Future work should include randomized trials to compare these metrics between those who did and did not have their consultations recorded. Future studies should also include other surgical clinical contexts where patients face numerous, complex, and nuanced management options. Examples include a patient newly diagnosed with prostate cancer who must decide between active surveillance, surgery, radiotherapy, or focal therapy. For clinical scenarios where an abundance of options, competing risk data, widely varying clinical courses, and anxiety may overwhelm patient understanding and recall, the opportunity to review the discussion at home or with loved ones can improve decision-making. Future work should also critically assess how well we do in communicating choices and risk to patients.
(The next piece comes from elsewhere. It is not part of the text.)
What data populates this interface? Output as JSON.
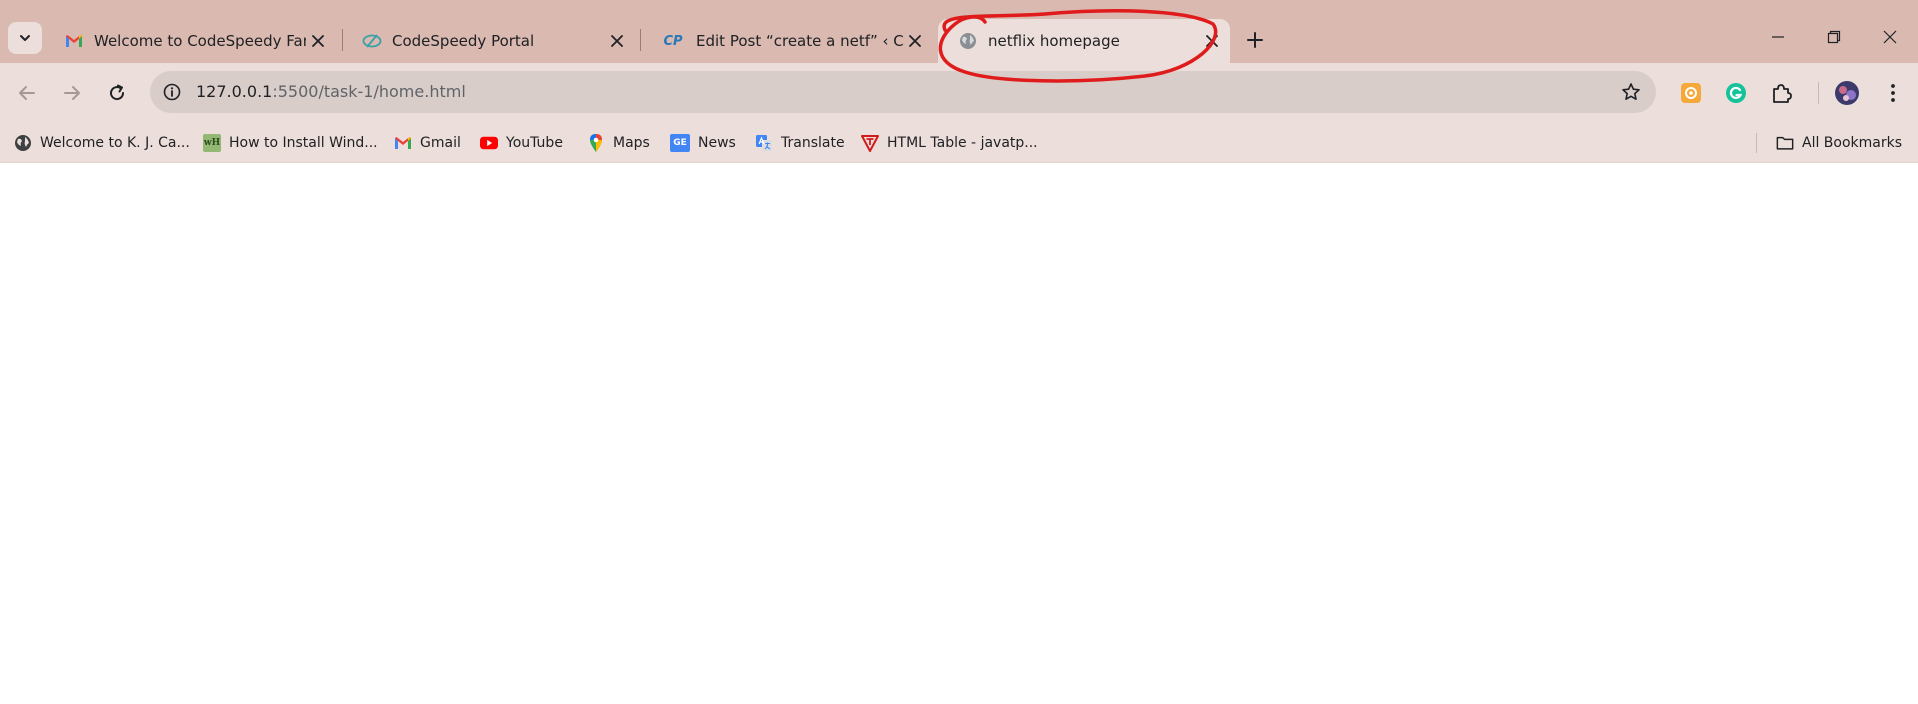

As more patient-centered care continues to evolve, in addition to offering innovative treatments for patients to choose from, it is important that we strive to also provide patients with tools, such as the in-office consultation voice recording approach we describe, to help them feel better informed and more empowered and confident in their own healthcare decisions. Our group has developed a smartphone App (Visit Replay©; U.S. and International Patents Pending) that creates and archives office-consultation audio-recordings (which can also be transcribed, if desired), and includes a platform to communicate with patients to better understand how they value the different elements of the consultation and to enhance their knowledge about their treatment options. Future work will assess the efficacy of this App and its utility across specialties outside of urology.
Maurice M. Garcia, MD, MAS, is inventor and developer of a smartphone based app (Visit Replay©; U.S. and International Patents Pending) related to the present work.